Das ist ebenfalls den langwierigen Antragsverfahren geschuldet. Ansprechpartner sind unter anderem die KfW (zumeist über die Hausbank) und das Bundesministerium für Wirtschaft und Ausfuhrkontrolle (BAFA). Ob die gewünschte Förderung gewährt wird und in welcher Höhe sie erfolgt, hängt von mehreren Faktoren ab.

  • Großen Einfluss auf die Förderhöhe hat die Leistung der Anlage.
  • Gezahlt wird eine Basisförderung, die durch Boni und zusätzlichen Förderungen aufgestockt werden kann.

  1. Leider werden Fördermittel nur bei der Integration der Wärmepumpe in ein bestehendes Heizsystem gewährt, also im Rahmen einer energetischen Sanierung beziehungsweise Modernisierung.
  2. Bei Neubauten wird nur gefördert, wenn die Leistung der Wärmepumpe über 100 kW liegt. Das dürfte im privaten Hausbau kaum gegeben sein.
  3. Eine dritte Fördermöglichkeit eröffnen einige Stromanbieter.
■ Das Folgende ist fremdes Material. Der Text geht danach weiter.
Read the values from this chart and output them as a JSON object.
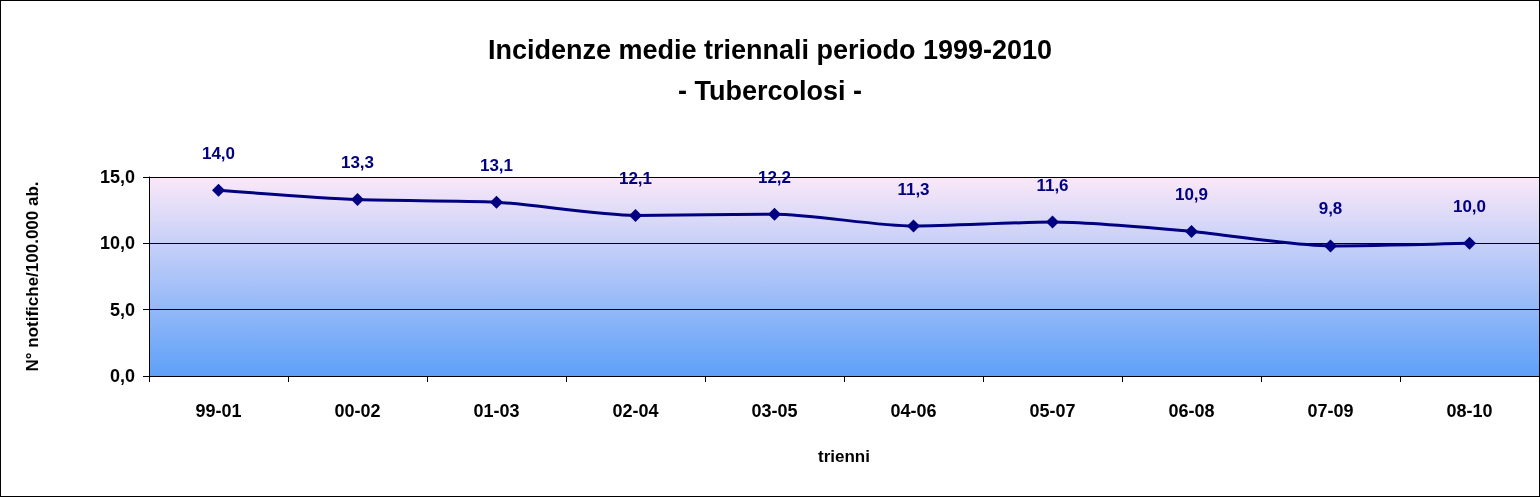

Sie belohnen die Anschaffung einer Wärmepumpe mit günstigeren Tarifen oder durch Zuschüsse.

6. Installation abhängig von den Gegebenheiten vor Ort

Bevor die Wärmepumpe jedoch bei der Steuer in Erscheinung tritt, gilt es erst einmal, das geltende Recht bezüglich der Installation zu prüfen. Es gibt verschiedene Arten von Wärmepumpen. Welche Variante zum Einsatz kommt beziehungsweise kommen kann, hängt von den Gegebenheiten vor Ort und damit verbundenen Genehmigungen ab. Ist eine Wasser-Wasser-Wärmepumpe geplant, bedarf es eines ausreichend hohen Grundwasserstandes.

Das Wasser muss zudem eine gute Qualität aufweisen. Für das Erreichen des Grundwassers ist im Allgemeinen eine Bohrung vonnöten. Diese muss von der Unteren Wasserbehörde genehmigt werden. Hier kommt es auf die Bohrtiefe an.

Wird über 100 Meter tief gebohrt, ist weiterhin das Einverständnis der Bergbehörde einzuholen.

7. Sole-Wasser-Wärmepumpen benötigen einen speziellen Boden

Für die Effizienz einer Sole-Wasser-Wärmepumpe ist die Bodenbeschaffenheit ausschlaggebend. Zur Ermittlung derselben werden Erdsonden eingesetzt. Ihre Verwendung geht mit hohen Kosten einher. Außerdem sind Genehmigungen von der Unteren Wasserbehörde und der Bergbehörde erforderlich. Genehmigungsfrei sind Luft-Wasser-Wärmepumpen und Luft-Luft-Wärmepumpen. Jene stellen allerdings wieder besondere Anforderungen an das Gebäude.